Commercial banks in Nigeria shut down 234 branches and 649 Automated Teller Machines (ATMs) in 2020, according to reports from the International Monetary Fund (IMF).
The global financial body disclosed this in its Financial Access Survey 2021 Trends and Developments.
According to details from the reports, the closure of banks and ATM service points across the country led to a 7% decline in the country’s Financial Access Score (FAS). Nigeria recorded a 4.44 score, down from the 4.78 it recorded in 2019.
The International Monetary Fund is known to utilize two FAS indicators to monitor Target 8.10 of the 2030 Sustainable Development Goals (SDGs). That SDG aims to increase domestic financial institutions’ capacity to promote access to banking and financial services.
The international institution disclosed that the number of commercial bank branches per 100,000 adults and the number of ATMs per 100,000 adults are the two commonly used FAS indicators.
The IMF report states that Nigeria experienced reductions in these two crucial FAS indicators as well as 12 other FAS indicators out of a total of 64 used.
The financial body stated that these reductions were due to a drop in the number of commercial bank branches in Nigeria, from 5,392 in 2019 to 5,158 in 2020.
Similarly, the fall in the number of bank branches led to a drop in the number of ATMs in Nigeria by 649, leading to an average of 18,810 ATMs in 2020 from 19,459 in 2019.
This also led to the country’s financial access score falling to 17.19 in 2020 from 16.14 in 2020 in terms of the number of ATMs per 100,000 adults.
Reasons why number of ATMs fell in 2020
According to the IMF, the figures recorded from the Financial Access Score for 2021 are a glimpse of what happened in terms of financial access during the pandemic.
Amidst other economic shocks, the devastating effects of the COVID-19 pandemic led to banks in Nigeria temporarily or permanently shutting down their branches as the virus forced people to remain indoors and adopt remote models.
The rapid reductions in bank branches and ATM points alike are also due to the rising use of digital and mobile banking solutions.

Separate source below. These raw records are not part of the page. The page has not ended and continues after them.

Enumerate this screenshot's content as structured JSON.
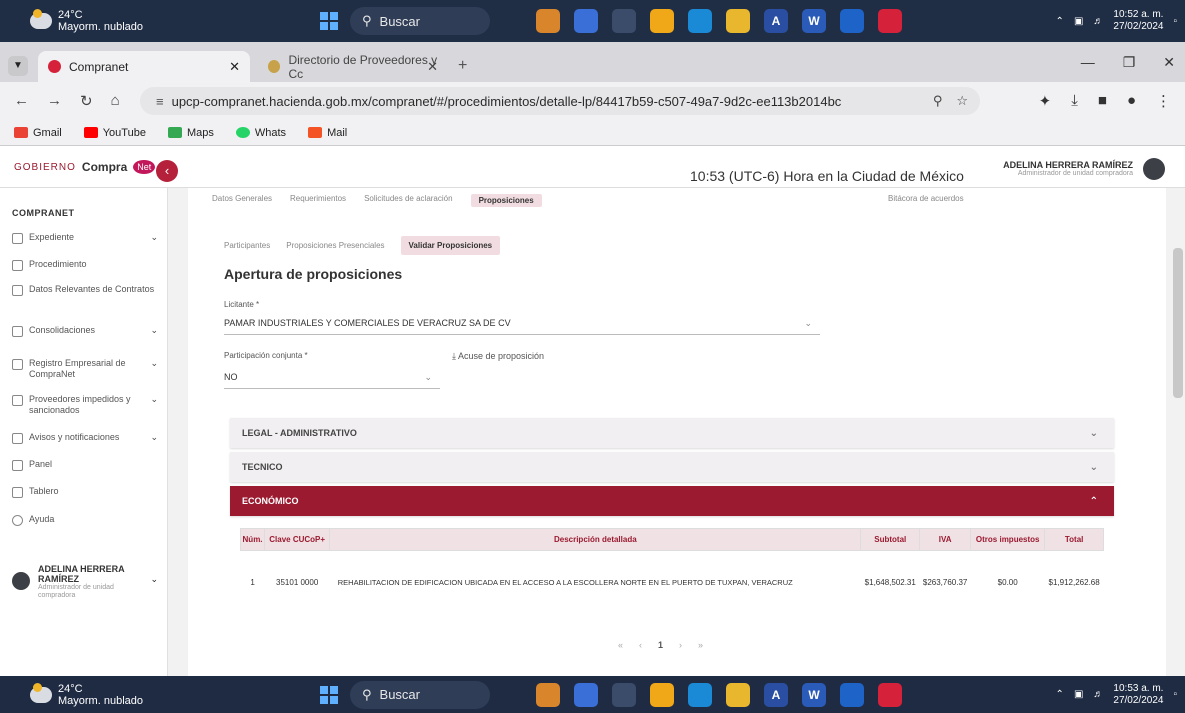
{
  "taskbar_top": {
    "temp": "24°C",
    "weather": "Mayorm. nublado",
    "search": "Buscar",
    "time": "10:52 a. m.",
    "date": "27/02/2024"
  },
  "taskbar_bottom": {
    "temp": "24°C",
    "weather": "Mayorm. nublado",
    "search": "Buscar",
    "time": "10:53 a. m.",
    "date": "27/02/2024"
  },
  "taskbar_apps": [
    {
      "name": "app-vlc",
      "color": "#d9852b",
      "glyph": ""
    },
    {
      "name": "app-tasks",
      "color": "#3a6fd8",
      "glyph": ""
    },
    {
      "name": "app-webcam",
      "color": "#3b4b6a",
      "glyph": ""
    },
    {
      "name": "app-chrome",
      "color": "#f0a818",
      "glyph": ""
    },
    {
      "name": "app-edge",
      "color": "#1b8ad6",
      "glyph": ""
    },
    {
      "name": "app-explorer",
      "color": "#e8b72d",
      "glyph": ""
    },
    {
      "name": "app-acrobat",
      "color": "#2a4ea1",
      "glyph": "A"
    },
    {
      "name": "app-word",
      "color": "#2b5bb8",
      "glyph": "W"
    },
    {
      "name": "app-security",
      "color": "#1e63c8",
      "glyph": ""
    },
    {
      "name": "app-adobe",
      "color": "#d6213b",
      "glyph": ""
    }
  ],
  "browser": {
    "tab_active": "Compranet",
    "tab_inactive": "Directorio de Proveedores y Cc",
    "url": "upcp-compranet.hacienda.gob.mx/compranet/#/procedimientos/detalle-lp/84417b59-c507-49a7-9d2c-ee113b2014bc",
    "bookmarks": [
      "Gmail",
      "YouTube",
      "Maps",
      "Whats",
      "Mail"
    ]
  },
  "header": {
    "logo_gob": "GOBIERNO",
    "logo_name": "Compra",
    "logo_net": "Net",
    "time": "10:53 (UTC-6) Hora en la Ciudad de México",
    "user": "ADELINA HERRERA RAMÍREZ",
    "role": "Administrador de unidad compradora"
  },
  "sidebar": {
    "title": "COMPRANET",
    "items": [
      "Expediente",
      "Procedimiento",
      "Datos Relevantes de Contratos",
      "Consolidaciones",
      "Registro Empresarial de CompraNet",
      "Proveedores impedidos y sancionados",
      "Avisos y notificaciones",
      "Panel",
      "Tablero",
      "Ayuda"
    ],
    "user_name": "ADELINA HERRERA RAMÍREZ",
    "user_role": "Administrador de unidad compradora"
  },
  "tabs_top": [
    "Datos Generales",
    "Requerimientos",
    "Solicitudes de aclaración",
    "Proposiciones"
  ],
  "tabs_top_right": "Bitácora de acuerdos",
  "tabs_sub": [
    "Participantes",
    "Proposiciones Presenciales",
    "Validar Proposiciones"
  ],
  "form": {
    "title": "Apertura de proposiciones",
    "licitante_label": "Licitante *",
    "licitante_value": "PAMAR INDUSTRIALES Y COMERCIALES DE VERACRUZ SA DE CV",
    "conjunta_label": "Participación conjunta *",
    "conjunta_value": "NO",
    "acuse": "Acuse de proposición"
  },
  "sections": [
    "LEGAL - ADMINISTRATIVO",
    "TECNICO",
    "ECONÓMICO"
  ],
  "table": {
    "headers": [
      "Núm.",
      "Clave CUCoP+",
      "Descripción detallada",
      "Subtotal",
      "IVA",
      "Otros impuestos",
      "Total"
    ],
    "rows": [
      [
        "1",
        "35101 0000",
        "REHABILITACION DE EDIFICACION UBICADA EN EL ACCESO A LA ESCOLLERA NORTE EN EL PUERTO DE TUXPAN, VERACRUZ",
        "$1,648,502.31",
        "$263,760.37",
        "$0.00",
        "$1,912,262.68"
      ]
    ]
  },
  "pager": [
    "«",
    "‹",
    "1",
    "›",
    "»"
  ]
}
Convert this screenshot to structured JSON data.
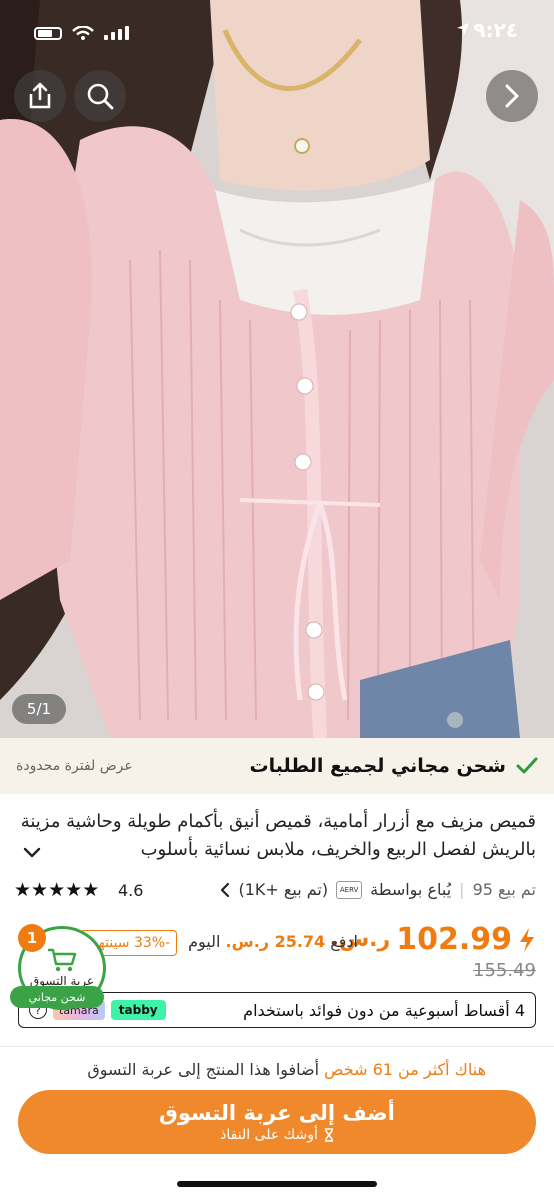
{
  "status_bar": {
    "time": "٩:٢٤"
  },
  "hero": {
    "image_counter": "5/1"
  },
  "shipping": {
    "text": "شحن مجاني لجميع الطلبات",
    "limited": "عرض لفترة محدودة"
  },
  "product": {
    "title": "قميص مزيف مع أزرار أمامية، قميص أنيق بأكمام طويلة وحاشية مزينة بالريش لفصل الربيع والخريف، ملابس نسائية بأسلوب",
    "rating": "4.6",
    "stars": 5,
    "sold": "تم بيع 95",
    "sold_by": "يُباع بواسطة",
    "seller_logo": "AERV",
    "seller_sold": "(تم بيع +1K)"
  },
  "price": {
    "amount": "102.99",
    "currency": "ر.س.",
    "pay_today_prefix": "ادفع",
    "pay_today_amount": "25.74 ر.س.",
    "pay_today_suffix": "اليوم",
    "discount": "-33% سينتهي",
    "old_price": "155.49"
  },
  "installments": {
    "text": "4 أقساط أسبوعية من دون فوائد باستخدام",
    "tabby": "tabby",
    "tamara": "tamara",
    "help": "?"
  },
  "cart": {
    "count": "1",
    "label": "عربة التسوق",
    "free_shipping": "شحن مجاني"
  },
  "social_proof": {
    "prefix": "هناك أكثر من",
    "highlight": "61 شخص",
    "suffix": "أضافوا هذا المنتج إلى عربة التسوق"
  },
  "cta": {
    "main": "أضف إلى عربة التسوق",
    "sub": "أوشك على النفاذ"
  },
  "colors": {
    "accent": "#f07b10",
    "cta": "#f0882c",
    "green": "#3aa346",
    "ship_bg": "#f6f1e9"
  }
}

Instant payment annual statistics for 2020 released by the Nigerian Inter-Bank Settlement System (NIBSS) shows that mobile transactions in Nigeria (mobile & USSD) surged in 2020.

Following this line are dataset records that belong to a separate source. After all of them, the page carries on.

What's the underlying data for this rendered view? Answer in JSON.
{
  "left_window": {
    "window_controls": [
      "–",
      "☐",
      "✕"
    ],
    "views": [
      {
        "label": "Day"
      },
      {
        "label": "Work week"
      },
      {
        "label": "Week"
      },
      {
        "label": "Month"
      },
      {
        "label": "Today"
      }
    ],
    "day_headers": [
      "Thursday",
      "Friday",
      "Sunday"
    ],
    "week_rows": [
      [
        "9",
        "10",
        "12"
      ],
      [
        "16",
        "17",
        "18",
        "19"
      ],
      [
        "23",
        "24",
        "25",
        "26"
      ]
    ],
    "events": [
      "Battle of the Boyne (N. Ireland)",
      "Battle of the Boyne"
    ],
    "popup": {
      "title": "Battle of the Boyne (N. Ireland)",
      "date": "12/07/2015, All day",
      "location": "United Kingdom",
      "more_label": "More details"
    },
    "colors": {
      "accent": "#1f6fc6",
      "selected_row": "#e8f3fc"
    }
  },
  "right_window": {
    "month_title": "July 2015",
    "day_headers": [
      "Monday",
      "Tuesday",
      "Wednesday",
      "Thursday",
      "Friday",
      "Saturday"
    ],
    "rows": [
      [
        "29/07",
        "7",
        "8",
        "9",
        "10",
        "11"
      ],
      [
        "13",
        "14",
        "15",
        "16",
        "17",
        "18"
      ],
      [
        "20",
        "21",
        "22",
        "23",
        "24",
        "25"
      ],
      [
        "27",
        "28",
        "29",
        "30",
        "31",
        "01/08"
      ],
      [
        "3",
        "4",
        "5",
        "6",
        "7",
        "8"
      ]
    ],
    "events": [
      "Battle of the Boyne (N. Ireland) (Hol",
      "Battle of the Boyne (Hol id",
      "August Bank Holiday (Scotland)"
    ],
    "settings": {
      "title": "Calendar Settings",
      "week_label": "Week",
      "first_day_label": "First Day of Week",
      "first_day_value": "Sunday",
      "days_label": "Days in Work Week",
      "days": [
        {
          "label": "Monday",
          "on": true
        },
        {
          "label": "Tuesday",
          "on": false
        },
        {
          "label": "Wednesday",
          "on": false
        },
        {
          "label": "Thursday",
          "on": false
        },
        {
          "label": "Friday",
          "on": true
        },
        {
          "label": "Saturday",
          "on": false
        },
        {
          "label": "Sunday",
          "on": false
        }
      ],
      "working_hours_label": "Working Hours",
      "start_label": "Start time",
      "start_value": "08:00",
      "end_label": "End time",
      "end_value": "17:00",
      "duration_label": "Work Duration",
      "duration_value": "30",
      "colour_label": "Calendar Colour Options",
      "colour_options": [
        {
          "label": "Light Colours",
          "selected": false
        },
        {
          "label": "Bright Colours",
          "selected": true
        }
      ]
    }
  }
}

These payments witnessed an 82.6% growth at a transaction value of 1.69 billion compared to the 928.86 million they recorded in the previous year.
Point of Sale (POS) usage statistics from NIBSS also put the volume of POS transactions for 2020 at 77 million, a nearly 40% increase from the 46 million transactions recorded for 2019.
Basically, Nigerians are rapidly moving towards more contactless and digital modes of transaction and this is taking its toll on traditional banks. One of its effects is the declining number of bank branches and ATMs across the country.
As more digital and personalised financial services continue to spring up, more people would find less need to visit physical branches. Thus we could expect the number of ATMs to continue to drop.